The fact that SCO was selling Linux didn’t convert all of its copyrights, he said. The fact that this stuff was in the Linux kernel wasn’t known by SCO until recently. You can’t inadvertently, accidentally give away your copyright, Heise added. The GPL says that the legal copyright owner has to assign copyright to the GPL. SCO hasn’t done that.
SCO’s criticism of the GPL is reminiscent of Microsoft Corp’s comments about the open source movement circa 2001, which has led some to suggest that there may be more than meets the eye to Microsoft’s licensing of SCO’s Unix code in May.
Hunsaker dismissed those suggestions as conspiracy theories and said the company’s relationship with Microsoft was enabling the companies to develop interoperability between Unix and Windows, and that the two shared beliefs about the nature of software copyrights and intellectual property.
Hunsaker admitted, though, he could understand why some people would have questions about forming a relationship with Microsoft. Sometimes a relationship with Microsoft can be a double-edged sword, he said. It’s a very interesting web that is woven with all the intricacies of a Microsoft relationship.
Hunsaker also admitted SCO was carrying out a deliberate plan to expand its fight with IBM and Linux into a debate over software IP ownership. The reason we tried to elevate the discussion beyond SCO versus IBM or SCO versus Linux is because when you personalize the fight for partners and customers they realize that the notion of free software is going to put out of business a number of companies.
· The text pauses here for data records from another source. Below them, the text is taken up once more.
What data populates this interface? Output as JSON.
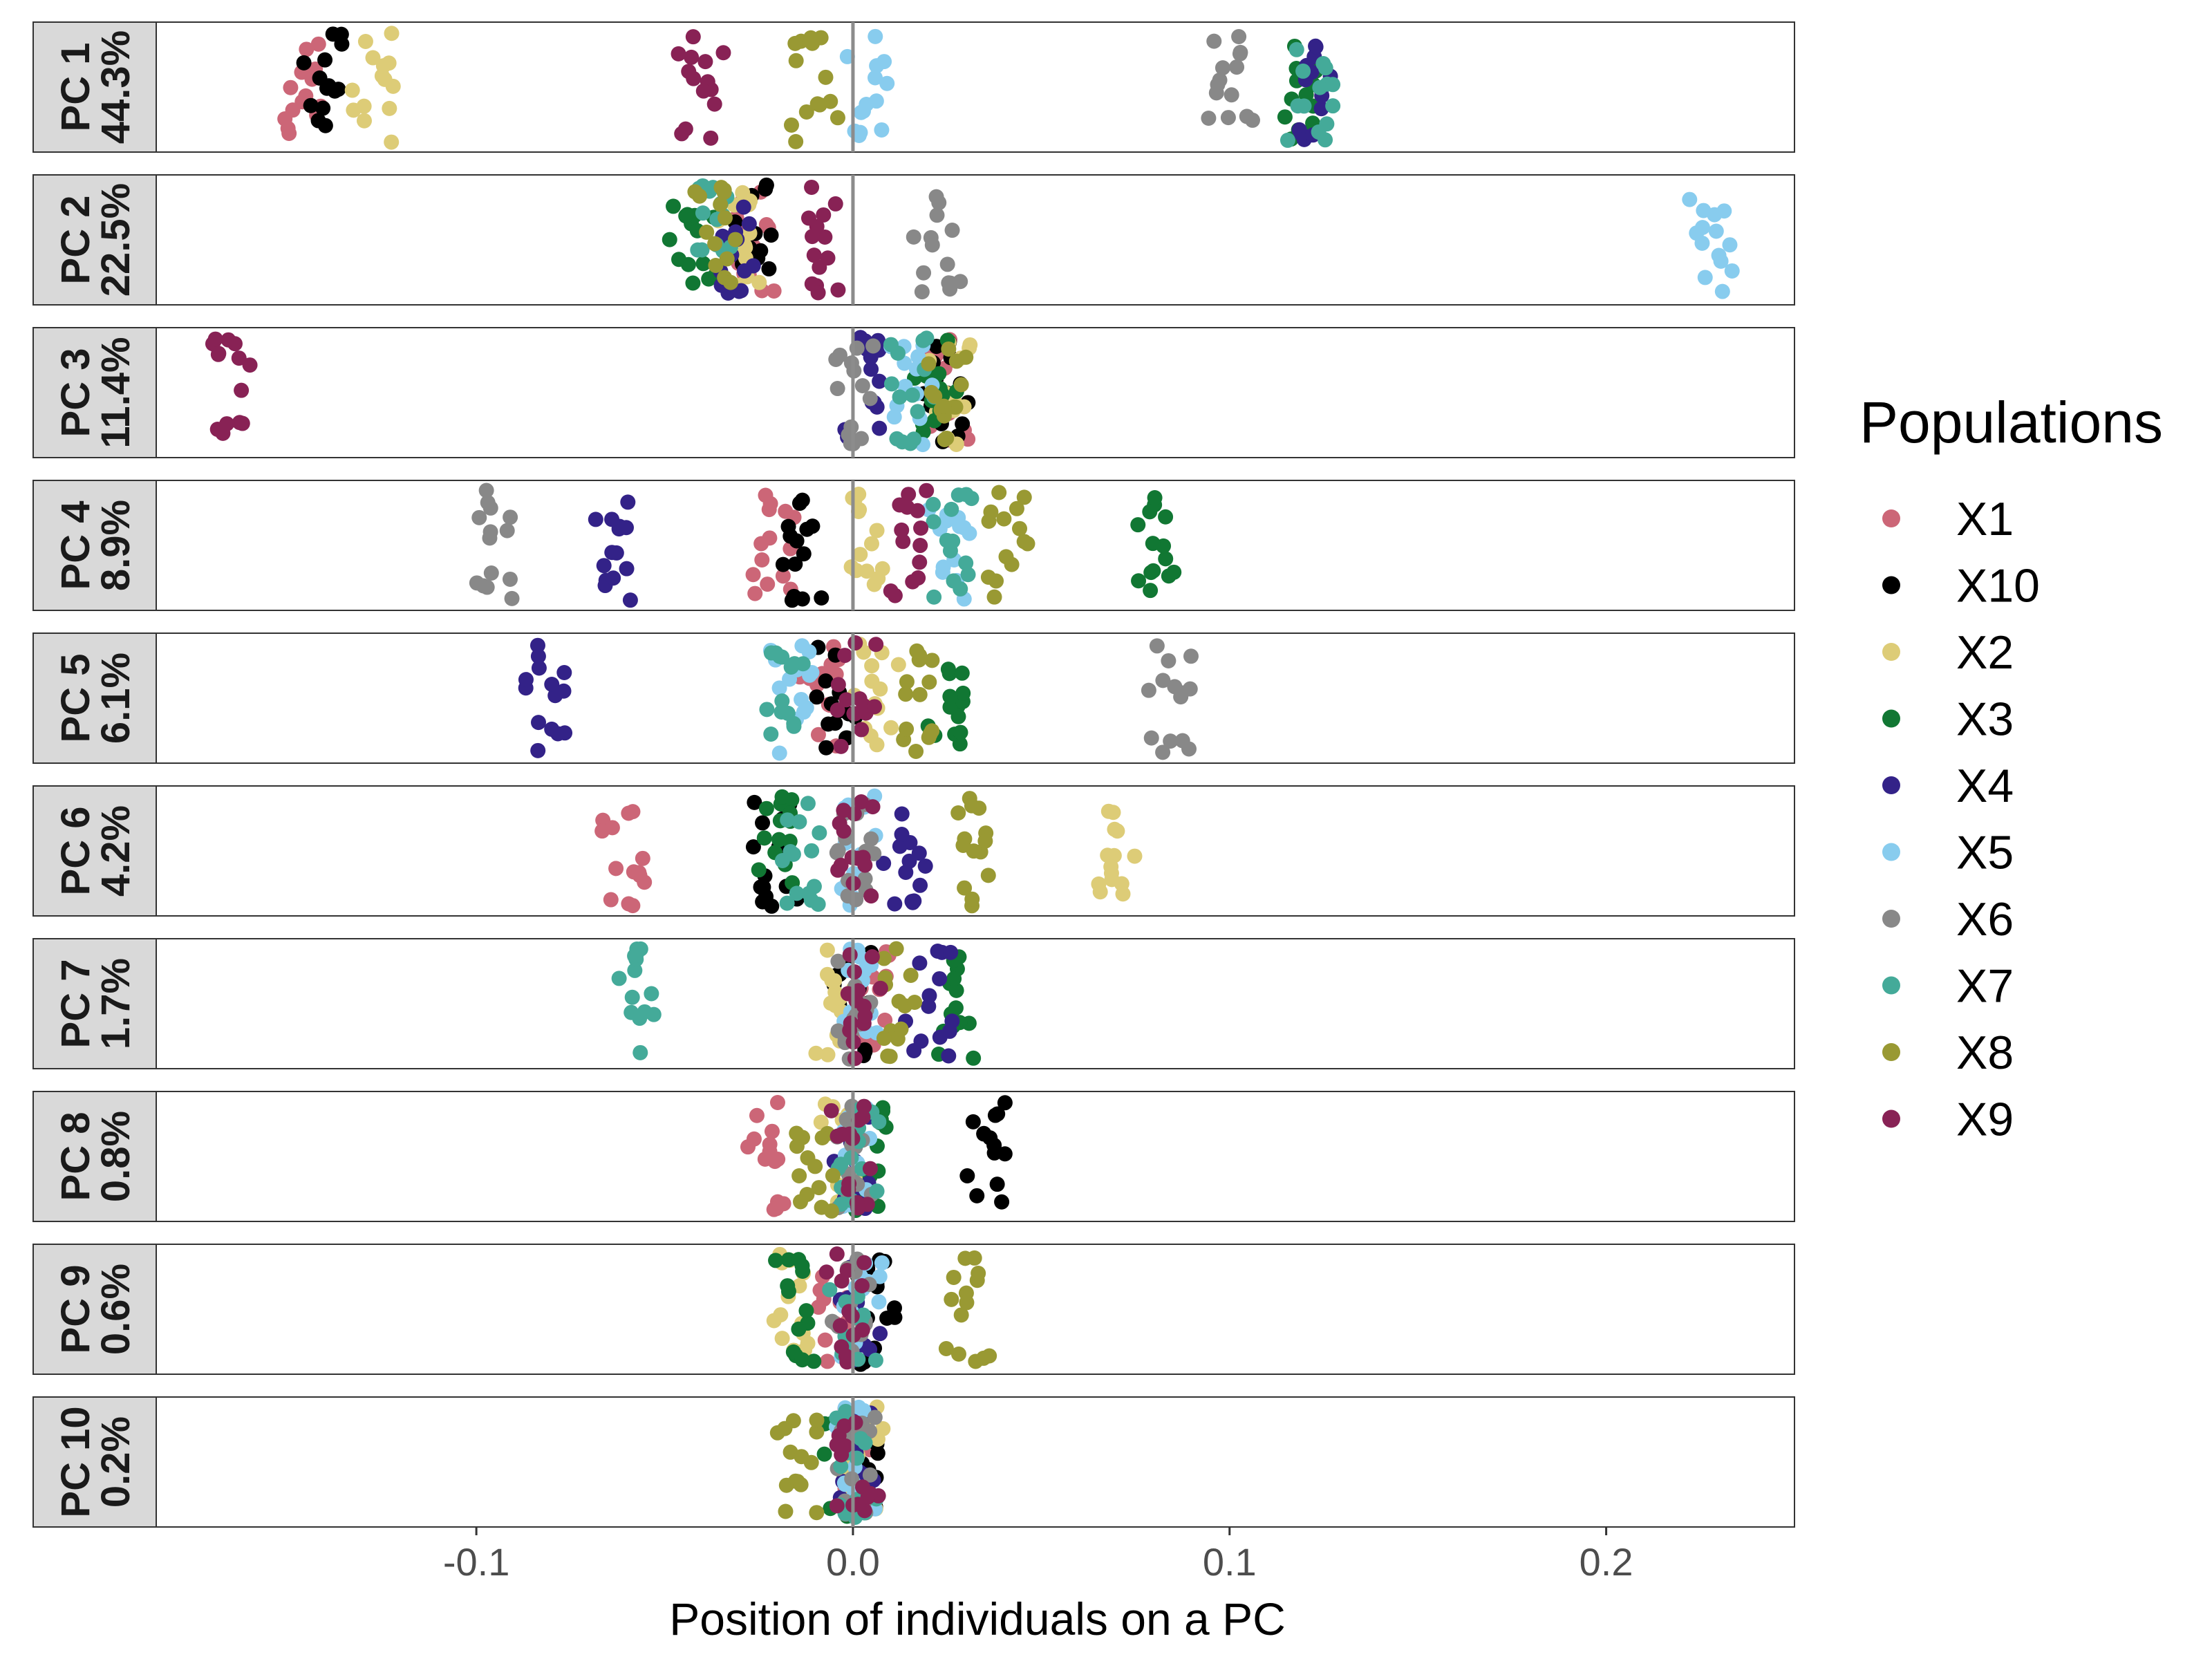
{
  "chart_data": {
    "type": "scatter",
    "title": "",
    "xlabel": "Position of individuals on a PC",
    "ylabel": "",
    "xlim": [
      -0.185,
      0.25
    ],
    "x_ticks": [
      -0.1,
      0.0,
      0.1,
      0.2
    ],
    "x_tick_labels": [
      "-0.1",
      "0.0",
      "0.1",
      "0.2"
    ],
    "reference_line_x": 0.0,
    "grid": false,
    "legend": {
      "title": "Populations",
      "placement": "right",
      "entries": [
        {
          "name": "X1",
          "color": "#CC6677"
        },
        {
          "name": "X10",
          "color": "#000000"
        },
        {
          "name": "X2",
          "color": "#DDCC77"
        },
        {
          "name": "X3",
          "color": "#117733"
        },
        {
          "name": "X4",
          "color": "#332288"
        },
        {
          "name": "X5",
          "color": "#88CCEE"
        },
        {
          "name": "X6",
          "color": "#888888"
        },
        {
          "name": "X7",
          "color": "#44AA99"
        },
        {
          "name": "X8",
          "color": "#999933"
        },
        {
          "name": "X9",
          "color": "#882255"
        }
      ]
    },
    "panels": [
      {
        "pc": "PC 1",
        "variance": "44.3%",
        "centers": {
          "X1": -0.147,
          "X10": -0.14,
          "X2": -0.127,
          "X3": 0.12,
          "X4": 0.122,
          "X5": 0.003,
          "X6": 0.1,
          "X7": 0.122,
          "X8": -0.01,
          "X9": -0.04
        }
      },
      {
        "pc": "PC 2",
        "variance": "22.5%",
        "centers": {
          "X1": -0.027,
          "X10": -0.026,
          "X2": -0.03,
          "X3": -0.043,
          "X4": -0.032,
          "X5": 0.228,
          "X6": 0.023,
          "X7": -0.037,
          "X8": -0.035,
          "X9": -0.007
        }
      },
      {
        "pc": "PC 3",
        "variance": "11.4%",
        "centers": {
          "X1": 0.025,
          "X10": 0.024,
          "X2": 0.026,
          "X3": 0.022,
          "X4": 0.003,
          "X5": 0.015,
          "X6": 0.0,
          "X7": 0.016,
          "X8": 0.025,
          "X9": -0.165
        }
      },
      {
        "pc": "PC 4",
        "variance": "8.9%",
        "centers": {
          "X1": -0.021,
          "X10": -0.014,
          "X2": 0.003,
          "X3": 0.08,
          "X4": -0.064,
          "X5": 0.027,
          "X6": -0.094,
          "X7": 0.026,
          "X8": 0.04,
          "X9": 0.016
        }
      },
      {
        "pc": "PC 5",
        "variance": "6.1%",
        "centers": {
          "X1": -0.009,
          "X10": -0.004,
          "X2": 0.006,
          "X3": 0.026,
          "X4": -0.082,
          "X5": -0.016,
          "X6": 0.085,
          "X7": -0.018,
          "X8": 0.017,
          "X9": 0.001
        }
      },
      {
        "pc": "PC 6",
        "variance": "4.2%",
        "centers": {
          "X1": -0.06,
          "X10": -0.021,
          "X2": 0.069,
          "X3": -0.02,
          "X4": 0.014,
          "X5": 0.001,
          "X6": 0.0,
          "X7": -0.014,
          "X8": 0.03,
          "X9": 0.0
        }
      },
      {
        "pc": "PC 7",
        "variance": "1.7%",
        "centers": {
          "X1": 0.004,
          "X10": -0.001,
          "X2": -0.006,
          "X3": 0.028,
          "X4": 0.02,
          "X5": 0.0,
          "X6": 0.0,
          "X7": -0.057,
          "X8": 0.012,
          "X9": 0.002
        }
      },
      {
        "pc": "PC 8",
        "variance": "0.8%",
        "centers": {
          "X1": -0.023,
          "X10": 0.036,
          "X2": -0.003,
          "X3": 0.005,
          "X4": 0.001,
          "X5": 0.002,
          "X6": 0.0,
          "X7": 0.001,
          "X8": -0.01,
          "X9": 0.0
        }
      },
      {
        "pc": "PC 9",
        "variance": "0.6%",
        "centers": {
          "X1": -0.004,
          "X10": 0.006,
          "X2": -0.018,
          "X3": -0.015,
          "X4": 0.001,
          "X5": 0.002,
          "X6": 0.0,
          "X7": 0.0,
          "X8": 0.031,
          "X9": -0.001
        }
      },
      {
        "pc": "PC 10",
        "variance": "0.2%",
        "centers": {
          "X1": 0.001,
          "X10": 0.004,
          "X2": 0.003,
          "X3": -0.001,
          "X4": 0.0,
          "X5": 0.001,
          "X6": 0.0,
          "X7": 0.001,
          "X8": -0.014,
          "X9": 0.0
        }
      }
    ]
  }
}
The fact that SCO is appealing to the pockets of its partners and customers was evident from McBride’s explanation of the company’s legal fight. We’re fighting for the right in the industry to be able to make a living with software, he told the company’s partners and customers. We are fighting battles that will impact everyone. We’re protecting IP not just for us, but for you.
McBride once again likened SCO’s battle to that of the recording industry attempting to stop people downloading content from file swapping web sites. The music business has lost billions of dollars because of music file sharing on the Internet, he said. That has the effect of destroying intellectual property.
What fundamentally is on the line here is whether the market’s going to move into free software or not, he added. The whole notion that software should be free is something that SCO doesn’t stand for. We’ve drawn a line.
Although SCO maintains it did not bring the GPL into the fight and it appears the company is now going to stick to its claim that its actions are about protecting intellectual property from free software. This is a hill that we will defend, said McBride. We will die on this hill before we will go away… but our plan is not to die.